Learning Movement Primitive Libraries through Probabilistic Segmentation. Movement primitives are a well established approach for encoding and executing movements. While the primitives themselves have been extensively researched, the concept of movement primitive libraries has not received similar attention. Libraries of movement primitives represent the skill set of an agent. Primitives can be queried and sequenced in order to solve specific tasks. The goal of this work is to segment unlabeled demonstrations into a representative set of primitives. Our proposed method differs from current approaches by taking advantage of the often neglected, mutual dependencies between the segments contained in the demonstrations and the primitives to be encoded. By exploiting this mutual dependency, we show that we can improve both the segmentation and the movement primitive library. Based on probabilistic inference our novel approach segments the demonstrations while learning a probabilistic representation of movement primitives. We demonstrate our method on two real robot applications. First, the robot segments sequences of different letters into a library, explaining the observed trajectories. Second, the robot segments demonstrations of a chair assembly task into a movement primitive library. The library is subsequently used to assemble the chair in an order not present in the demonstrations.

  •     Bib
    Lioutikov, R.; Neumann, G.; Maeda, G.; Peters, J. (2017). Learning Movement Primitive Libraries through Probabilistic Segmentation, International Journal of Robotics Research (IJRR), 36, 8, pp.879-894.

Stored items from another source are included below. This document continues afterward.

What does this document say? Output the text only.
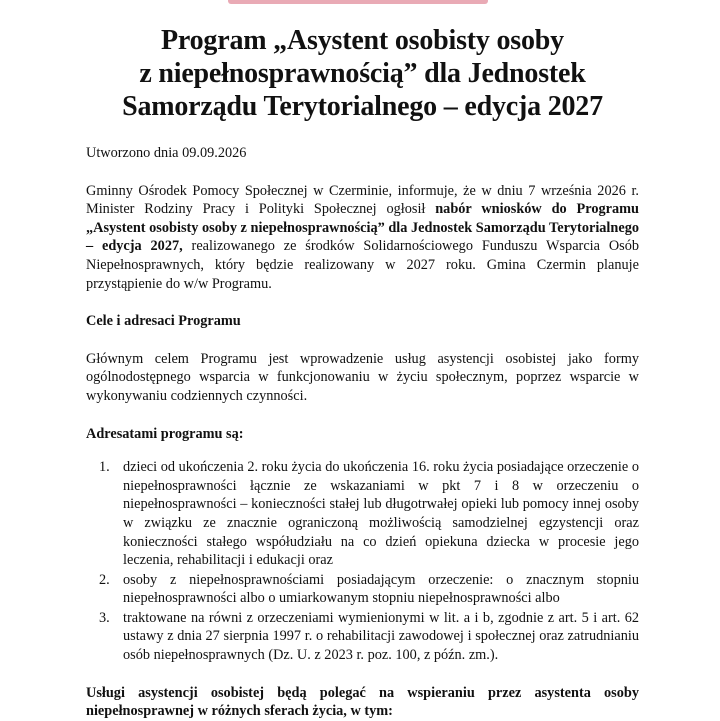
Program „Asystent osobisty osoby
z niepełnosprawnością” dla Jednostek
Samorządu Terytorialnego – edycja 2027

Utworzono dnia 09.09.2026

Gminny Ośrodek Pomocy Społecznej w Czerminie, informuje, że w dniu 7 września 2026 r. Minister Rodziny Pracy i Polityki Społecznej ogłosił nabór wniosków do Programu „Asystent osobisty osoby z niepełnosprawnością” dla Jednostek Samorządu Terytorialnego – edycja 2027, realizowanego ze środków Solidarnościowego Funduszu Wsparcia Osób Niepełnosprawnych, który będzie realizowany w 2027 roku. Gmina Czermin planuje przystąpienie do w/w Programu.

Cele i adresaci Programu

Głównym celem Programu jest wprowadzenie usług asystencji osobistej jako formy ogólnodostępnego wsparcia w funkcjonowaniu w życiu społecznym, poprzez wsparcie w wykonywaniu codziennych czynności.

Adresatami programu są:

1. dzieci od ukończenia 2. roku życia do ukończenia 16. roku życia posiadające orzeczenie o niepełnosprawności łącznie ze wskazaniami w pkt 7 i 8 w orzeczeniu o niepełnosprawności – konieczności stałej lub długotrwałej opieki lub pomocy innej osoby w związku ze znacznie ograniczoną możliwością samodzielnej egzystencji oraz konieczności stałego współudziału na co dzień opiekuna dziecka w procesie jego leczenia, rehabilitacji i edukacji oraz
2. osoby z niepełnosprawnościami posiadającym orzeczenie: o znacznym stopniu niepełnosprawności albo o umiarkowanym stopniu niepełnosprawności albo
3. traktowane na równi z orzeczeniami wymienionymi w lit. a i b, zgodnie z art. 5 i art. 62 ustawy z dnia 27 sierpnia 1997 r. o rehabilitacji zawodowej i społecznej oraz zatrudnianiu osób niepełnosprawnych (Dz. U. z 2023 r. poz. 100, z późn. zm.).

Usługi asystencji osobistej będą polegać na wspieraniu przez asystenta osoby niepełnosprawnej w różnych sferach życia, w tym:
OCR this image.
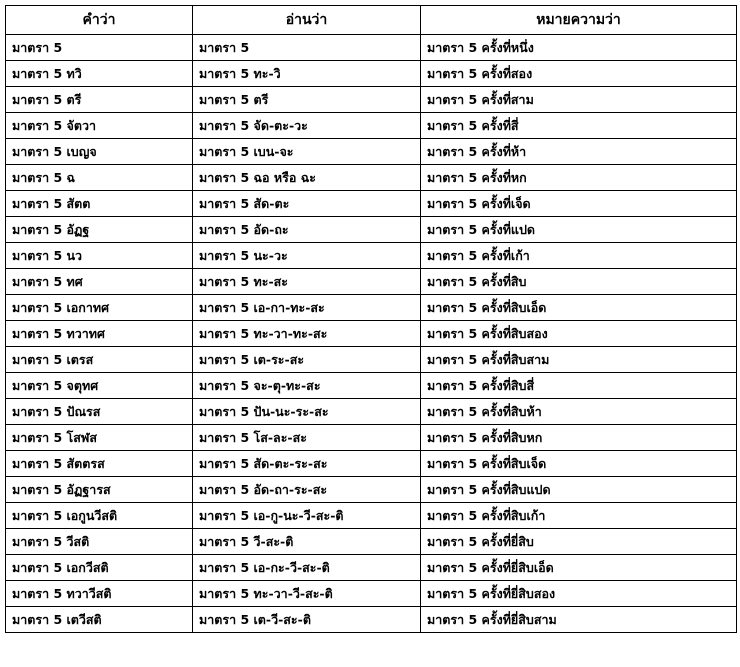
คำว่า	อ่านว่า	หมายความว่า
มาตรา 5	มาตรา 5	มาตรา 5 ครั้งที่หนึ่ง
มาตรา 5 ทวิ	มาตรา 5 ทะ-วิ	มาตรา 5 ครั้งที่สอง
มาตรา 5 ตรี	มาตรา 5 ตรี	มาตรา 5 ครั้งที่สาม
มาตรา 5 จัตวา	มาตรา 5 จัด-ตะ-วะ	มาตรา 5 ครั้งที่สี่
มาตรา 5 เบญจ	มาตรา 5 เบน-จะ	มาตรา 5 ครั้งที่ห้า
มาตรา 5 ฉ	มาตรา 5 ฉอ หรือ ฉะ	มาตรา 5 ครั้งที่หก
มาตรา 5 สัตต	มาตรา 5 สัด-ตะ	มาตรา 5 ครั้งที่เจ็ด
มาตรา 5 อัฏฐ	มาตรา 5 อัด-ถะ	มาตรา 5 ครั้งที่แปด
มาตรา 5 นว	มาตรา 5 นะ-วะ	มาตรา 5 ครั้งที่เก้า
มาตรา 5 ทศ	มาตรา 5 ทะ-สะ	มาตรา 5 ครั้งที่สิบ
มาตรา 5 เอกาทศ	มาตรา 5 เอ-กา-ทะ-สะ	มาตรา 5 ครั้งที่สิบเอ็ด
มาตรา 5 ทวาทศ	มาตรา 5 ทะ-วา-ทะ-สะ	มาตรา 5 ครั้งที่สิบสอง
มาตรา 5 เตรส	มาตรา 5 เต-ระ-สะ	มาตรา 5 ครั้งที่สิบสาม
มาตรา 5 จตุทศ	มาตรา 5 จะ-ตุ-ทะ-สะ	มาตรา 5 ครั้งที่สิบสี่
มาตรา 5 ปัณรส	มาตรา 5 ปัน-นะ-ระ-สะ	มาตรา 5 ครั้งที่สิบห้า
มาตรา 5 โสฬส	มาตรา 5 โส-ละ-สะ	มาตรา 5 ครั้งที่สิบหก
มาตรา 5 สัตตรส	มาตรา 5 สัด-ตะ-ระ-สะ	มาตรา 5 ครั้งที่สิบเจ็ด
มาตรา 5 อัฏฐารส	มาตรา 5 อัด-ถา-ระ-สะ	มาตรา 5 ครั้งที่สิบแปด
มาตรา 5 เอกูนวีสติ	มาตรา 5 เอ-กู-นะ-วี-สะ-ติ	มาตรา 5 ครั้งที่สิบเก้า
มาตรา 5 วีสติ	มาตรา 5 วี-สะ-ติ	มาตรา 5 ครั้งที่ยี่สิบ
มาตรา 5 เอกวีสติ	มาตรา 5 เอ-กะ-วี-สะ-ติ	มาตรา 5 ครั้งที่ยี่สิบเอ็ด
มาตรา 5 ทวาวีสติ	มาตรา 5 ทะ-วา-วี-สะ-ติ	มาตรา 5 ครั้งที่ยี่สิบสอง
มาตรา 5 เตวีสติ	มาตรา 5 เต-วี-สะ-ติ	มาตรา 5 ครั้งที่ยี่สิบสาม
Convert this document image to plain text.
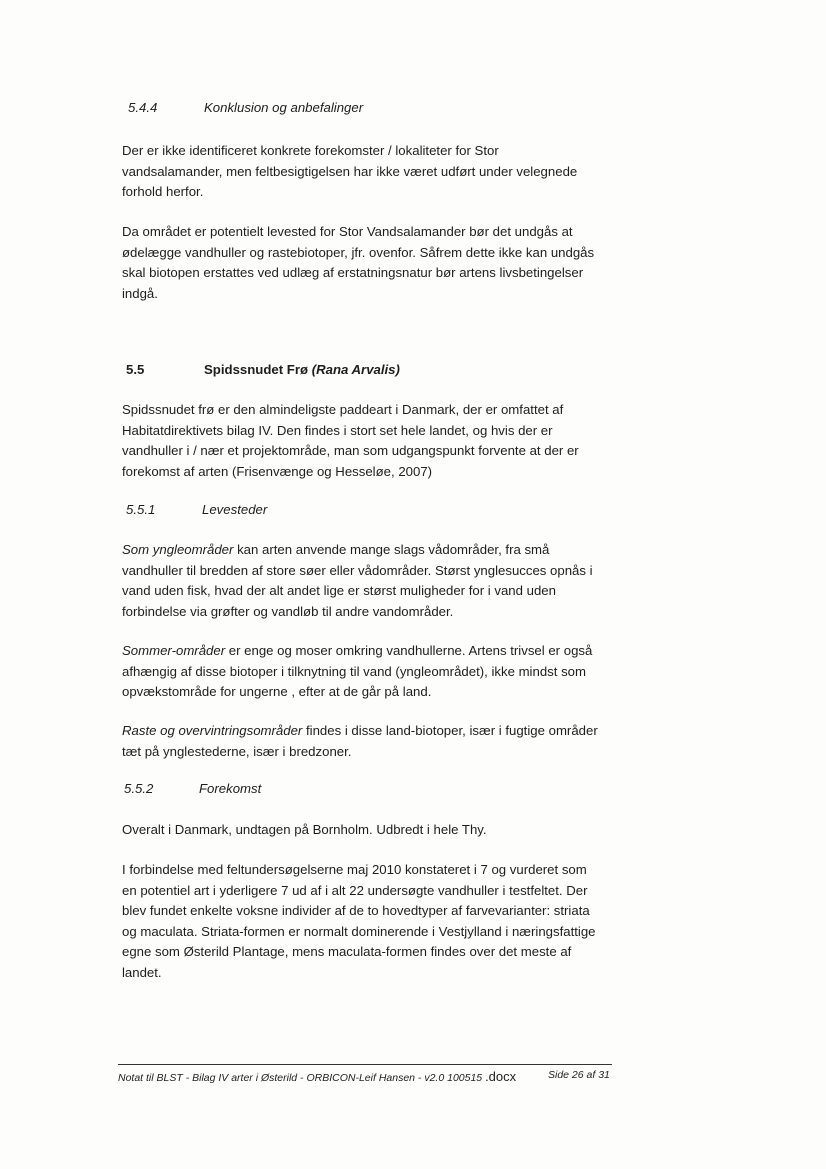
5.4.4	Konklusion og anbefalinger

Der er ikke identificeret konkrete forekomster / lokaliteter for Stor

vandsalamander, men feltbesigtigelsen har ikke været udført under velegnede

forhold herfor.

Da området er potentielt levested for Stor Vandsalamander bør det undgås at

ødelægge vandhuller og rastebiotoper, jfr. ovenfor. Såfrem dette ikke kan undgås

skal biotopen erstattes ved udlæg af erstatningsnatur bør artens livsbetingelser

indgå.

5.5	Spidssnudet Frø (Rana Arvalis)

Spidssnudet frø er den almindeligste paddeart i Danmark, der er omfattet af

Habitatdirektivets bilag IV. Den findes i stort set hele landet, og hvis der er

vandhuller i / nær et projektområde, man som udgangspunkt forvente at der er

forekomst af arten (Frisenvænge og Hesseløe, 2007)

5.5.1	Levesteder

Som yngleområder kan arten anvende mange slags vådområder, fra små

vandhuller til bredden af store søer eller vådområder. Størst ynglesucces opnås i

vand uden fisk, hvad der alt andet lige er størst muligheder for i vand uden

forbindelse via grøfter og vandløb til andre vandområder.

Sommer-områder er enge og moser omkring vandhullerne. Artens trivsel er også

afhængig af disse biotoper i tilknytning til vand (yngleområdet), ikke mindst som

opvækstområde for ungerne , efter at de går på land.

Raste og overvintringsområder findes i disse land-biotoper, især i fugtige områder

tæt på ynglestederne, især i bredzoner.

5.5.2	Forekomst

Overalt i Danmark, undtagen på Bornholm. Udbredt i hele Thy.

I forbindelse med feltundersøgelserne maj 2010 konstateret i 7 og vurderet som

en potentiel art i yderligere 7 ud af i alt 22 undersøgte vandhuller i testfeltet. Der

blev fundet enkelte voksne individer af de to hovedtyper af farvevarianter: striata

og maculata. Striata-formen er normalt dominerende i Vestjylland i næringsfattige

egne som Østerild Plantage, mens maculata-formen findes over det meste af

landet.

Notat til BLST - Bilag IV arter i Østerild - ORBICON-Leif Hansen - v2.0 100515 .docx	Side 26 af 31
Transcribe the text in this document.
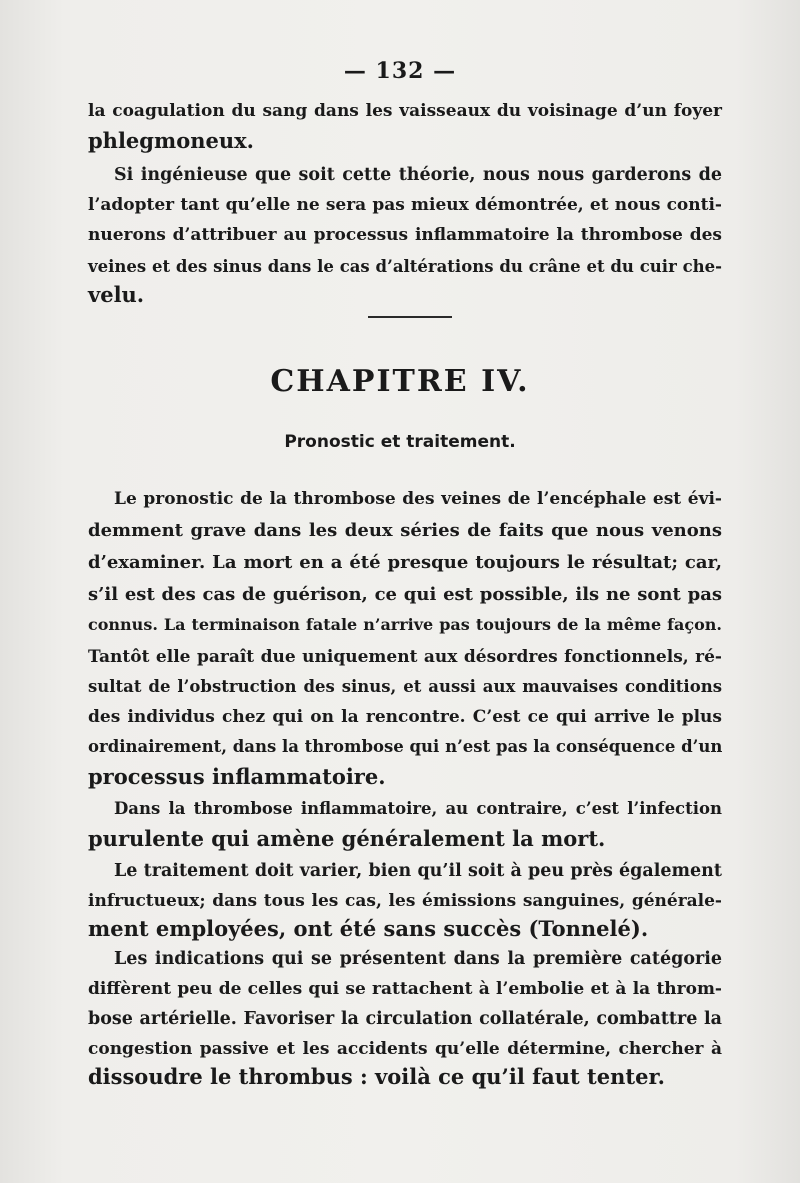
— 132 —
la coagulation du sang dans les vaisseaux du voisinage d’un foyer
phlegmoneux.
Si ingénieuse que soit cette théorie, nous nous garderons de
l’adopter tant qu’elle ne sera pas mieux démontrée, et nous conti-
nuerons d’attribuer au processus inflammatoire la thrombose des
veines et des sinus dans le cas d’altérations du crâne et du cuir che-
velu.
CHAPITRE IV.
Pronostic et traitement.
Le pronostic de la thrombose des veines de l’encéphale est évi-
demment grave dans les deux séries de faits que nous venons
d’examiner. La mort en a été presque toujours le résultat; car,
s’il est des cas de guérison, ce qui est possible, ils ne sont pas
connus. La terminaison fatale n’arrive pas toujours de la même façon.
Tantôt elle paraît due uniquement aux désordres fonctionnels, ré-
sultat de l’obstruction des sinus, et aussi aux mauvaises conditions
des individus chez qui on la rencontre. C’est ce qui arrive le plus
ordinairement, dans la thrombose qui n’est pas la conséquence d’un
processus inflammatoire.
Dans la thrombose inflammatoire, au contraire, c’est l’infection
purulente qui amène généralement la mort.
Le traitement doit varier, bien qu’il soit à peu près également
infructueux; dans tous les cas, les émissions sanguines, générale-
ment employées, ont été sans succès (Tonnelé).
Les indications qui se présentent dans la première catégorie
diffèrent peu de celles qui se rattachent à l’embolie et à la throm-
bose artérielle. Favoriser la circulation collatérale, combattre la
congestion passive et les accidents qu’elle détermine, chercher à
dissoudre le thrombus : voilà ce qu’il faut tenter.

Demonstration Based Trajectory Optimization for Generalizable Robot Motions. Learning motions from human demonstrations provides an intuitive way for non-expert users to teach tasks to robots. In particular, intelligent robotic co-workers should not only mimic human demonstrations but should also be able to adapt them to varying application scenarios. As such, robots must have the ability to generalize motions to different workspaces, e.g. to avoid obstacles not present during original demonstrations. Towards this goal our work proposes a unified method to (1) generalize robot motions to different workspaces, using a novel formulation of trajectory optimization that explicitly incorporates human demonstrations, and (2) to locally adapt and reuse the optimized solution in the form of a distribution of trajectories. This optimized distribution can be used, online, to quickly satisfy via-points and goals of a specific task. We validate the method using a 7 degrees of freedom (DoF) lightweight arm that grasps and places a ball into different boxes while avoiding obstacles that were not present during the original human demonstrations.

  •     Bib
    Koert, D.; Maeda, G.J.; Lioutikov, R.; Neumann, G.; Peters, J. (2016). Demonstration Based Trajectory Optimization for Generalizable Robot Motions, Proceedings of the International Conference on Humanoid Robots (HUMANOIDS).